Single-nucleotide polymorphisms reported in gastric cancer in Kashmir

SNPs in various candidate genes have been reported in gastric carcinogenesis in Kashmir. Different studies showed that SNPs at different loci near the genes such as OGG1, XRCC3, IL-1RN, XRCC2, and MMP-7 are associated with high risk of GC. Although these studies indicate the association of SNPs with GC, most of the studies lack reasonable sample size warranting replication to evaluate the association. In addition, keeping in mind this prevalence of disease in the Kashmiri population, it is critical to evaluate other candidate genes too in the population.[40],[41],[42],[44],[45]

Toll-like receptors (TLRs) play a vital role in controlling infection by H. pylori and clinical outcome of gastric cancer is also explained by it. Asp299Gly and Thr399llc polymorphism has been associated with a number of malignancies, including gastric cancer. However, in Kashmiri population, no significant association between TLR4 and IL-8 polymorphism with gastric cancer was observed.[46]

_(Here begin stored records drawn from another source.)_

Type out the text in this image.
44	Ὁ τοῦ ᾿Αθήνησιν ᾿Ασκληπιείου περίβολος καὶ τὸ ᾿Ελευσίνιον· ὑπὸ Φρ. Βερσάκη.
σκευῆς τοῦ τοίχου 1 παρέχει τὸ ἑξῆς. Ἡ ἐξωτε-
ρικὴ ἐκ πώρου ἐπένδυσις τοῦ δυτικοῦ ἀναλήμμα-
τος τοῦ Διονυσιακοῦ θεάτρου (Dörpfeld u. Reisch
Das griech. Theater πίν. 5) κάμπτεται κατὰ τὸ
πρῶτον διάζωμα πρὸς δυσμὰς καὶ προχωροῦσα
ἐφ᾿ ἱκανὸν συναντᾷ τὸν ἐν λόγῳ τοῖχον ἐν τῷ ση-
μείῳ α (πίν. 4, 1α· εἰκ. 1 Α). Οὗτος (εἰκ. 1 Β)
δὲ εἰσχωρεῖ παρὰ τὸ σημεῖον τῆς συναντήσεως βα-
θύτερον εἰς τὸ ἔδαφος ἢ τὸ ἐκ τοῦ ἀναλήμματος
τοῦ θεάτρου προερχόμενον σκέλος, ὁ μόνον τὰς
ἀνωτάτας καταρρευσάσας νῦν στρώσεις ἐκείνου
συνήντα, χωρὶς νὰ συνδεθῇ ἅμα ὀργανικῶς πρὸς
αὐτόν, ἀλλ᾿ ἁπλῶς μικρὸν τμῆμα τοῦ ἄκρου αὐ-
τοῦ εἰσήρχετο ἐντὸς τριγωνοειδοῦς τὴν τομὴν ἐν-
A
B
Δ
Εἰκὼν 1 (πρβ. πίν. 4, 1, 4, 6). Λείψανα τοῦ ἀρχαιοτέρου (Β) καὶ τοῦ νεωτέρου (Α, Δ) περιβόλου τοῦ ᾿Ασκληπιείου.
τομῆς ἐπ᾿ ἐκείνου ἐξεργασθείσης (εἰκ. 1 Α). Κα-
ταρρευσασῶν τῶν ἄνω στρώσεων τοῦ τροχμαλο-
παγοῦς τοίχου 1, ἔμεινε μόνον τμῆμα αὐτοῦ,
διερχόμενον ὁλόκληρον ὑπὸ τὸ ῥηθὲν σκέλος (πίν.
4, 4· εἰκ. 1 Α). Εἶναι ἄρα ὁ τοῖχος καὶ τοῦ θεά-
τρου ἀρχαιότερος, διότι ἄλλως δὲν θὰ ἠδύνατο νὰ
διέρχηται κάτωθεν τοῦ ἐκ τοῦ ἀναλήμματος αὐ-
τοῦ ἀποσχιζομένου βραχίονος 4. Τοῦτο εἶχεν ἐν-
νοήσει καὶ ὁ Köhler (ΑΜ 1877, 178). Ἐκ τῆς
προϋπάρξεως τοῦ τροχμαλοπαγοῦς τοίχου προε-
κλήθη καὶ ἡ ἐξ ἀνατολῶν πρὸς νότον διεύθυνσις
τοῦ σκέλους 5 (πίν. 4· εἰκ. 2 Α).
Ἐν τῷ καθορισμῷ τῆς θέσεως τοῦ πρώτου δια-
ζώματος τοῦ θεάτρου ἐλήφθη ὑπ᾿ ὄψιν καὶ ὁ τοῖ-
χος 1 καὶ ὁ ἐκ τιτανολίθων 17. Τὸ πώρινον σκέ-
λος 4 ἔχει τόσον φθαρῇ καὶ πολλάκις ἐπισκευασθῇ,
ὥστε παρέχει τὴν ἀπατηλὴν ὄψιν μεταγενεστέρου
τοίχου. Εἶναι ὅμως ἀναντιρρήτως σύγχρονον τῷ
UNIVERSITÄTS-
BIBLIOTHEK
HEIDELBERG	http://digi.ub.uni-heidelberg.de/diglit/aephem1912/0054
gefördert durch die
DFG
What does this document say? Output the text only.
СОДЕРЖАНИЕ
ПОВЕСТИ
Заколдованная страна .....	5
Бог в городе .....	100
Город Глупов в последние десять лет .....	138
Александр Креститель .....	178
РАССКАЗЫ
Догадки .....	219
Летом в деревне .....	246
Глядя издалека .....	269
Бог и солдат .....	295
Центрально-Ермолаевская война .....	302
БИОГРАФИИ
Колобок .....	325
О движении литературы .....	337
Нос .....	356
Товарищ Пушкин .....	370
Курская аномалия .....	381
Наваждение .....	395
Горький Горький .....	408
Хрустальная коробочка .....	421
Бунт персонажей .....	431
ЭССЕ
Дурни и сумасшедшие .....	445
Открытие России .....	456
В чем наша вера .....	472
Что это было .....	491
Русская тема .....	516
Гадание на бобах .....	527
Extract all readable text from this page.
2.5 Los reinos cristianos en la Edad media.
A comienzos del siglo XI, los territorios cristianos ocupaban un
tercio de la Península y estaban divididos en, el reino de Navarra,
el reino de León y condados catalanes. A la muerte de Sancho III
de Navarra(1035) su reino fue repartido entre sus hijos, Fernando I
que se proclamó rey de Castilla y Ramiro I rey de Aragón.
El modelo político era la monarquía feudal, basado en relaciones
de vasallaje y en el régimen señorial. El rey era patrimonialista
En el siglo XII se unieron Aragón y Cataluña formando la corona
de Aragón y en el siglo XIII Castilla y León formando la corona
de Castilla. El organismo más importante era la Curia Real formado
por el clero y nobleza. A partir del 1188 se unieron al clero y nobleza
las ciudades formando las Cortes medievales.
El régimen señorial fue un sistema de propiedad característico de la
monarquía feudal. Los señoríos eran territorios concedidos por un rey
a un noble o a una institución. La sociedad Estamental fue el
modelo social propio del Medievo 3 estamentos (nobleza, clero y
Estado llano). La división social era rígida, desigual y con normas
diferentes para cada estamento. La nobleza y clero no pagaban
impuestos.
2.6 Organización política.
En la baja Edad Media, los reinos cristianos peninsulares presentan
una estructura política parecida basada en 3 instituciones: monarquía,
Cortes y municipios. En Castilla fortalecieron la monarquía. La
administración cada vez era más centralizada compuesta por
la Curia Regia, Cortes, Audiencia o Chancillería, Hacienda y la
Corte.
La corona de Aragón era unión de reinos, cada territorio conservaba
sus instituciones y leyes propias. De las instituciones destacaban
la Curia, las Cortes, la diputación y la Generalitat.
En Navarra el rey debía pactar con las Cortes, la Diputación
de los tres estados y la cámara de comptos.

Carcinogens such as nitrosamines are catalyzed by NQO1 and NQO2 enzymes (NADPH: quinone oxidoreductase 1 and dihydronicotinamide riboside), leading to reductive activation of these carcinogens. The genetic variants in NQO1 (609 C>T) and NQO2 (3423 G>A) showed a significant association with gastric carcinoma risk whereas there was no association between genetic variant of NQO2 and gastric cancer.[47] Genetic variants in Tp53 are found to be associated with a number of malignancies. In a study involving Kashmiri population, it was observed that genetic variant rs17878362 is strongly associated with the risk of esophageal carcinoma and gastric cancer.[48] In a case–control study (108 cases and 195 controls), the association of genetic variants in GSTM1, GSTT1, GSTP1, GSTM3, CYP1A1, and CYP2E1 genes with increased risk of gastric cancer in the Kashmiri population was evaluated. It was observed that only GSTM1 and CYP2E1C genotypes were significantly associated with increased risk of gastric cancer, and GSTM3AB showed reduced risk to gastric cancer.[49] Functional polymorphism of N-acetyltransferase-2 (NAT2) was also explored for the association of genetic variants in NAT2 gene and increased risk of gastric carcinoma. Genetic variants such as rs1799929, rs1799930, and rs1799931 in NAT2 gene were found not to be associated with the risk of gastric cancer or esophageal carcinoma, but haplotypes such as C481, A590, G857 and T481, A590, and G857 were significantly associated with the risk of esophageal carcinoma and gastric cancer.[50]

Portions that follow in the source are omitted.